Maine needs an estimated 9,000 units of affordable senior housing to meet current needs and will need another 6,000 over the next decade, according to a report commissioned by the Maine Affordable Housing Coalition.

An aging population and some of the nation’s oldest housing stock is a bad combination. Isolated elders are more likely to take a debilitating fall or develop an illness, ending up in a nursing home or assisted living facility sooner than might otherwise have been necessary.

Affordable housing for seniors is not a controversial issue, but it is one critically important to families in every corner of the state.

n Maine should end the welfare cliff. In his first campaign, now-Gov. LePage talked about a need to ease the transition from welfare to work by letting people keep some of their benefits as they start getting a paycheck. Efforts to change the system have been introduced by members of both parties, but did not make it into law.

This year, with welfare reform near the top of the legislative agenda, it should be able to move forward.

The current loss of benefits is too abrupt. A family of four could lose all of its assistance if one member started earning more than $1,100 a month. That would not be enough to replace the value of the aid, creating a perverse incentive to avoid employment.

Welfare has been a contentious issue in recent years, but here is an area where members of both parties could find common ground if they want to get something done.

n High-speed Internet connections are as important for bringing products to market as rail lines or highways. But only 20 percent of addresses in Maine have access to this vital tool.

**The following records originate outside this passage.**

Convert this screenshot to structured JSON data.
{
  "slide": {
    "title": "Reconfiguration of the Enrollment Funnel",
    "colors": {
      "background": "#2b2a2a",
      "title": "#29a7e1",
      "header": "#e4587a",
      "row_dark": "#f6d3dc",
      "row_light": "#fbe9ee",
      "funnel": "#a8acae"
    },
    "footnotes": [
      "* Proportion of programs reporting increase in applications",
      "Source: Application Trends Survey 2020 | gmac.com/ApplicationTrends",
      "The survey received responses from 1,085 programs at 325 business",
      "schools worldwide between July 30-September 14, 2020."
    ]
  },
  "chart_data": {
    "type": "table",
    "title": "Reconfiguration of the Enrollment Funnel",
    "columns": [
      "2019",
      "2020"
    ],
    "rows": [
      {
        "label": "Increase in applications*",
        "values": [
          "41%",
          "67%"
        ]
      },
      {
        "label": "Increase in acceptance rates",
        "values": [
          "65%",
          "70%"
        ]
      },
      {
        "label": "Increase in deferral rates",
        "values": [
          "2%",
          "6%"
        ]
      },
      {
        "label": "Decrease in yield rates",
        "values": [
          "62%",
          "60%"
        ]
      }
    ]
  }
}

A bill co-sponsored by Republican Senate Majority Leader Garrett Mason and Assistant Democratic House Leader Sara Gideon would help municipalities connect to the state’s Three Ring Binder backbone.

If successful, Maine could go from being one of the worst states in the nation when it comes to the quality of its Internet connections to one of the best, creating business opportunities in places that now appear to be too remote to compete.

This is not a controversial bill, but it’s an important one. Like the senior housing and ending the welfare cliff, it should get the support of both parties this year.